I don't see that, these two issues adequately explain why so few GPUs have official support. They don't want to get hit with a lawsuit, as a result of issues outside their sphere of control.

> If this really is due to patent issues AMD can likely afford to license or cross-license the patent given potential upside.

Have you ever known any company willing to cede market dominance and license or cross-license a patent letting competition into a market that they hold an absolute monopoly over, let alone in an environment where antitrust is non-existent and fang-less?

There is no upside for NVIDIA to do that. If you want to do serious AI/ML work you currently need to use NVIDIA hardware, and they can charge whatever they want for that.

The moment you have a competitor, demand is halved at a bare minimum depending on how much the competitor undercuts you by. Any agreement on coordinating prices leads to price-fixing indictments.
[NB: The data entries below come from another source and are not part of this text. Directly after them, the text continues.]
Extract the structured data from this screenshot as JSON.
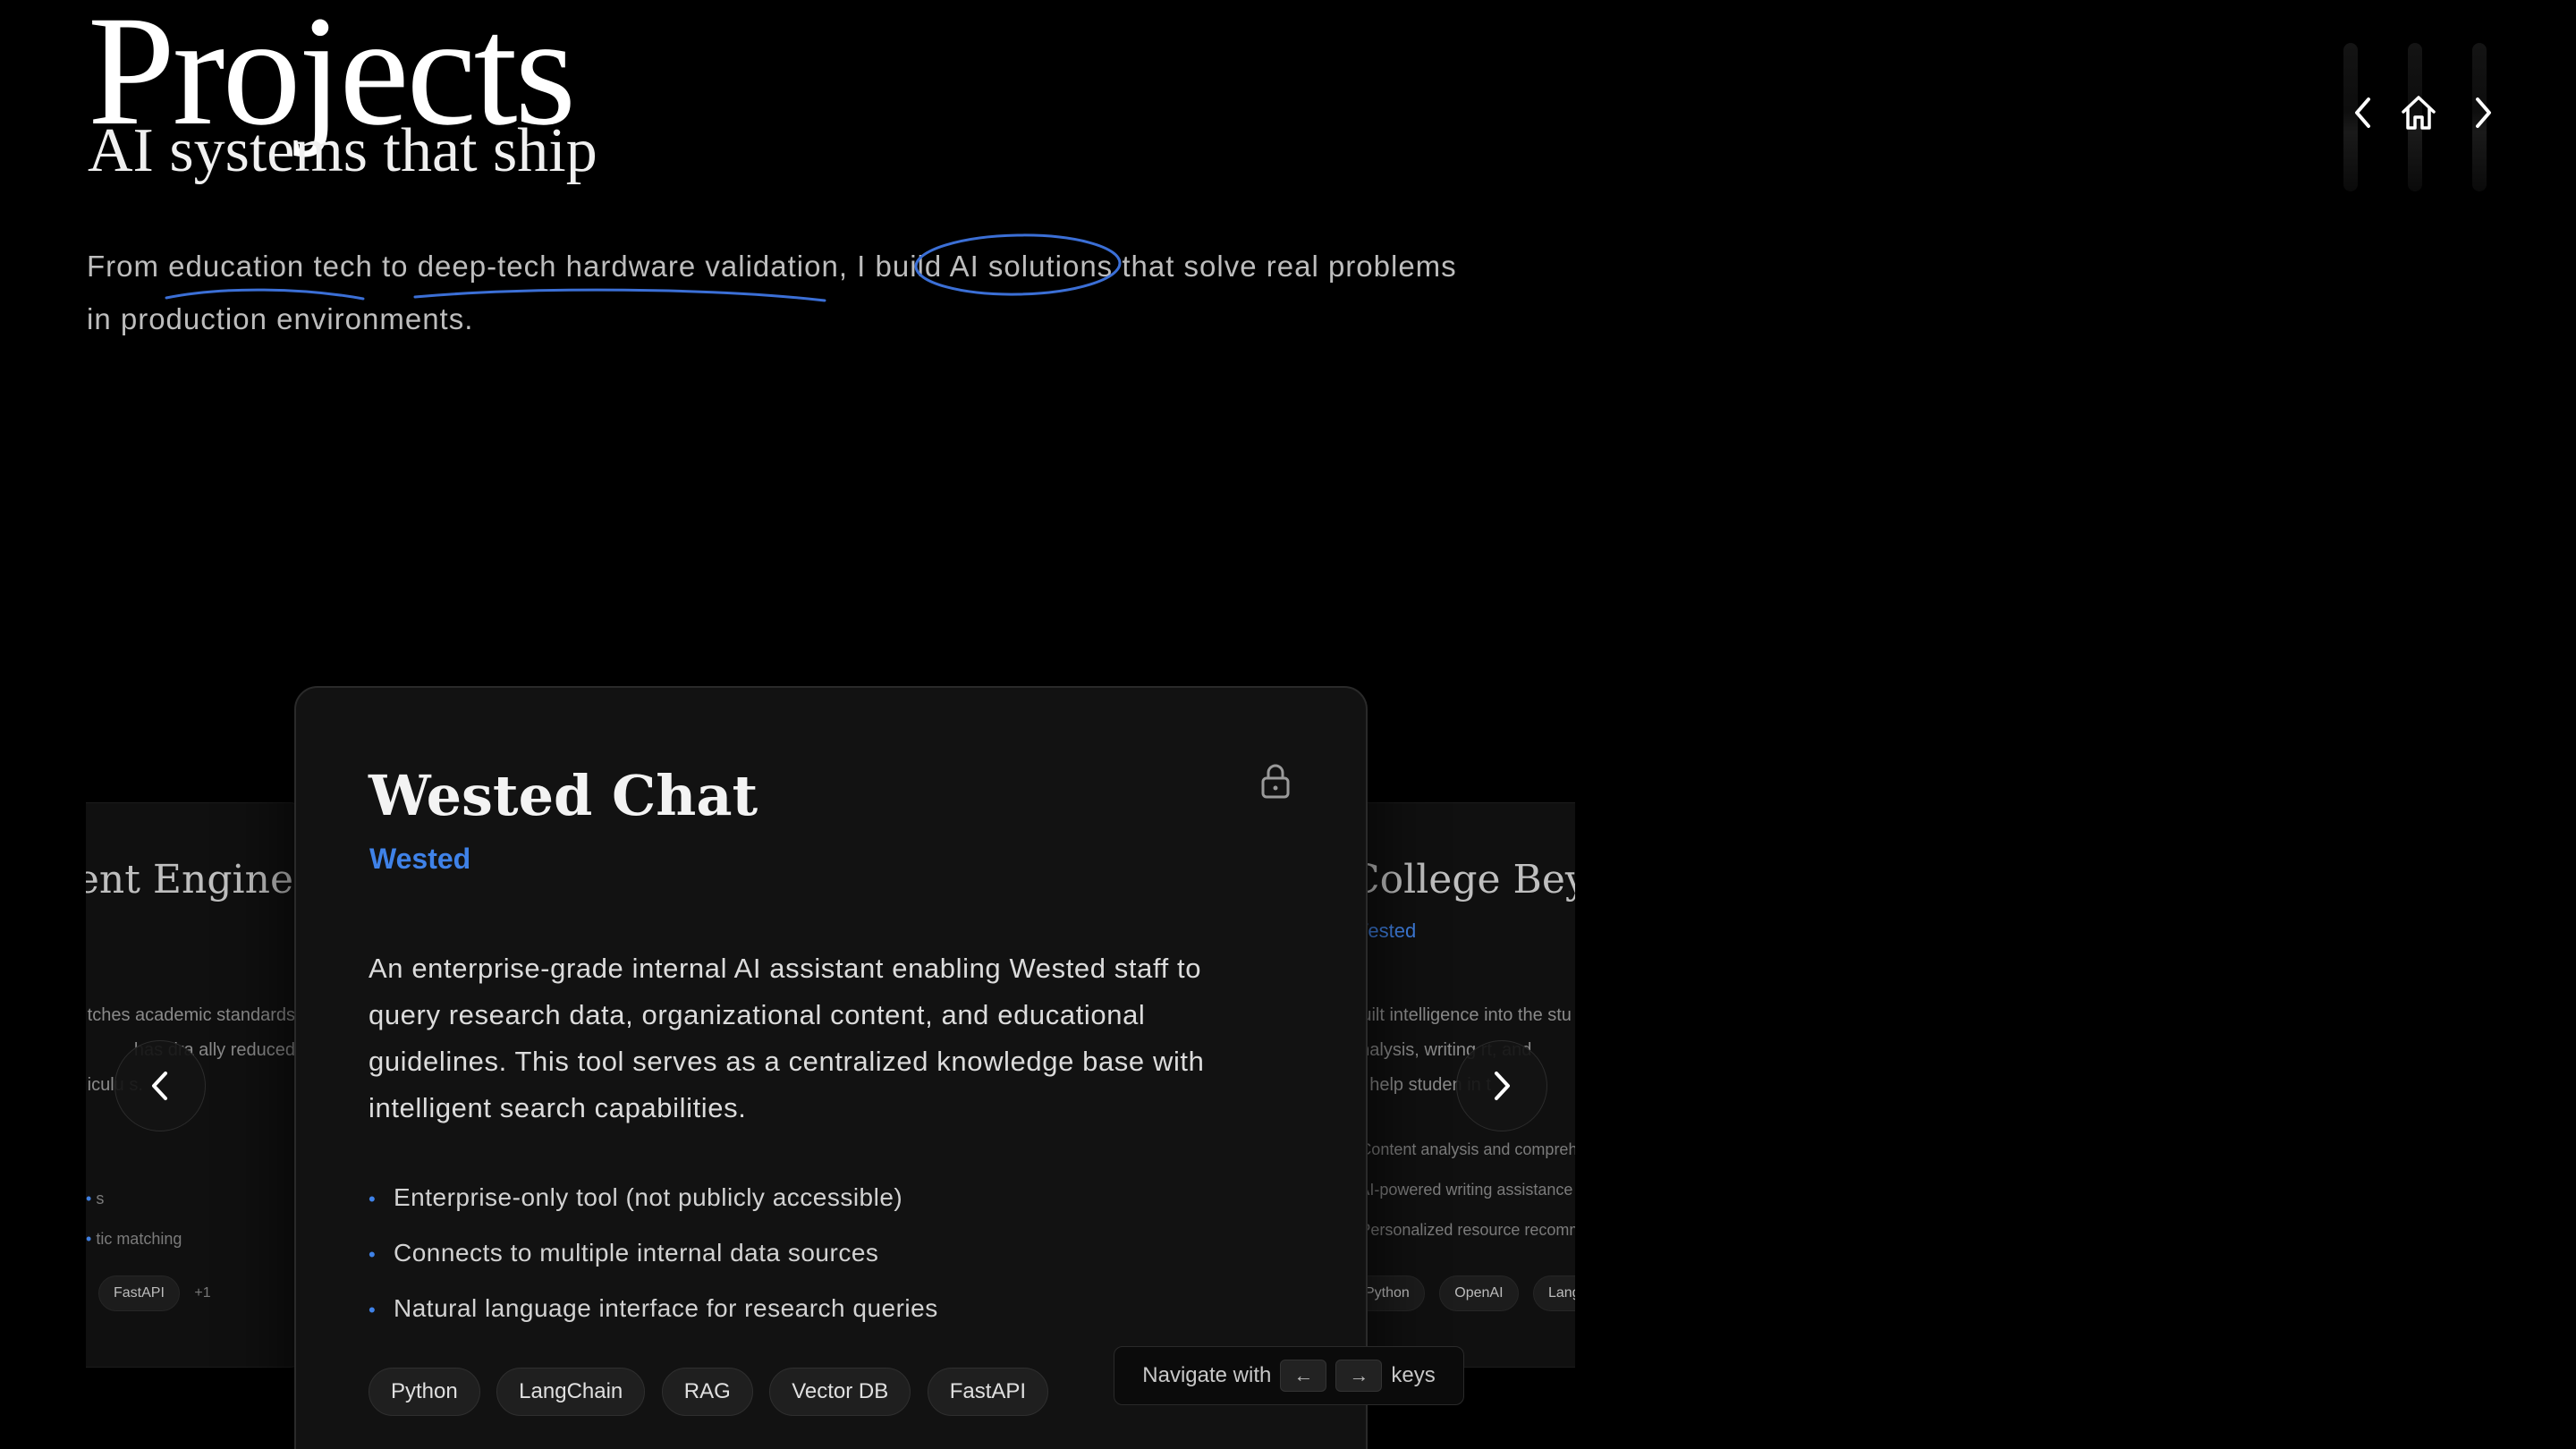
{
  "header": {
    "title": "Projects",
    "subtitle": "AI systems that ship",
    "intro_line1_parts": [
      "From ",
      "education tech",
      " to ",
      "deep-tech hardware validation",
      ", I build ",
      "AI solutions",
      " that solve real problems"
    ],
    "intro_line2": "in production environments."
  },
  "top_nav": {
    "prev_icon": "chevron-left-icon",
    "home_icon": "home-icon",
    "next_icon": "chevron-right-icon"
  },
  "cards": {
    "left": {
      "title": "ent Engine",
      "desc_lines": [
        "tches academic standards",
        "has dra  ally reduced",
        "iculu  s."
      ],
      "bullets": [
        "s",
        "tic matching"
      ],
      "tags": [
        "FastAPI"
      ],
      "more": "+1"
    },
    "main": {
      "title": "Wested Chat",
      "org": "Wested",
      "description": "An enterprise-grade internal AI assistant enabling Wested staff to query research data, organizational content, and educational guidelines. This tool serves as a centralized knowledge base with intelligent search capabilities.",
      "bullets": [
        "Enterprise-only tool (not publicly accessible)",
        "Connects to multiple internal data sources",
        "Natural language interface for research queries"
      ],
      "tags": [
        "Python",
        "LangChain",
        "RAG",
        "Vector DB",
        "FastAPI"
      ],
      "lock_icon": "lock-icon"
    },
    "right": {
      "title": "College Beyon",
      "org": "Wested",
      "desc_lines": [
        "Built intelligence into the stu",
        "analysis, writing    rt, and",
        "to help studen    in t"
      ],
      "bullets": [
        "Content analysis and compreh",
        "AI-powered writing assistance",
        "Personalized resource recomm"
      ],
      "tags": [
        "Python",
        "OpenAI",
        "LangCh"
      ]
    }
  },
  "hint": {
    "prefix": "Navigate with",
    "left_key": "←",
    "right_key": "→",
    "suffix": "keys"
  },
  "colors": {
    "accent": "#3f82e8",
    "background": "#000000",
    "card": "#121212"
  }
}
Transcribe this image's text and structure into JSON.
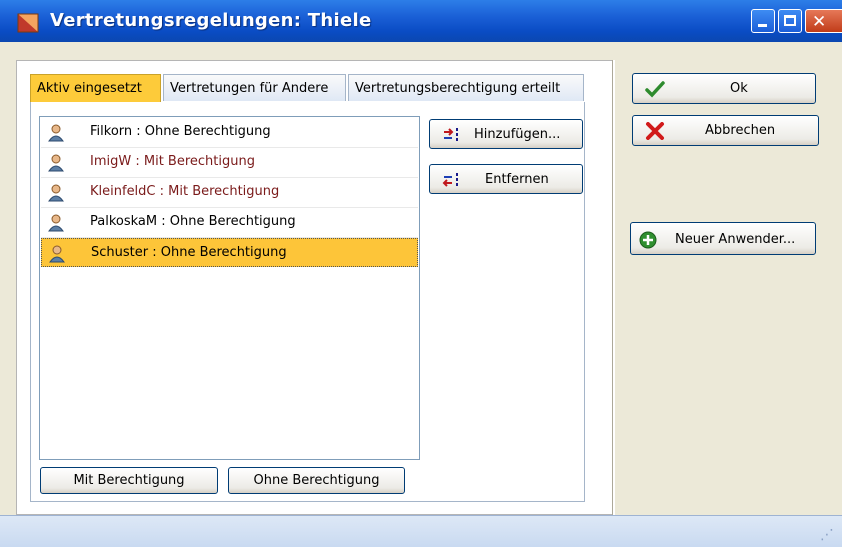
{
  "window": {
    "title": "Vertretungsregelungen: Thiele"
  },
  "tabs": [
    {
      "label": "Aktiv eingesetzt",
      "active": true
    },
    {
      "label": "Vertretungen für Andere",
      "active": false
    },
    {
      "label": "Vertretungsberechtigung erteilt",
      "active": false
    }
  ],
  "list": {
    "items": [
      {
        "label": "Filkorn  : Ohne Berechtigung",
        "style": "normal"
      },
      {
        "label": "ImigW  : Mit Berechtigung",
        "style": "red"
      },
      {
        "label": "KleinfeldC  : Mit Berechtigung",
        "style": "red"
      },
      {
        "label": "PalkoskaM  : Ohne Berechtigung",
        "style": "normal"
      },
      {
        "label": "Schuster  : Ohne Berechtigung",
        "style": "selected"
      }
    ]
  },
  "actions": {
    "add": "Hinzufügen...",
    "remove": "Entfernen"
  },
  "filters": {
    "mit": "Mit Berechtigung",
    "ohne": "Ohne Berechtigung"
  },
  "side": {
    "ok": "Ok",
    "cancel": "Abbrechen",
    "new_user": "Neuer Anwender..."
  },
  "icons": {
    "title": "window-app-icon",
    "ok": "checkmark-icon",
    "cancel": "red-x-icon",
    "new_user": "green-plus-icon",
    "add": "add-arrow-icon",
    "remove": "remove-arrow-icon",
    "user": "user-icon"
  },
  "colors": {
    "titlebar": "#0a4cc4",
    "selection": "#fdc539",
    "active_tab": "#fdcb3a",
    "red_text": "#7a1a1a"
  }
}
fancyfredbot 3 days ago | parent [-]

> I don't see that, these two issues adequately explain why so few GPUs have official support.

I'm sorry I don't follow this. Surely if all AMD GPUs have the same problem with atomics then this can't explain why some GPUs are supported and others aren't?

> There is no upside for NVIDIA to do that.

If NVIDIA felt this patent was actually protecting them from competition then there would be no upside. But NVIDIA has competiton from AMD, Intel, Google, and Amazon. Intel have managed to engineer OneAPI support for their GPUs without licensing this patent or relying on PCIe atomics.

AMD have patents NVIDIA would be interested in. For example multi-chiplet GPUs.

wkat4242 3 days ago | parent | prev [-]

And why the support is dropped so quickly too.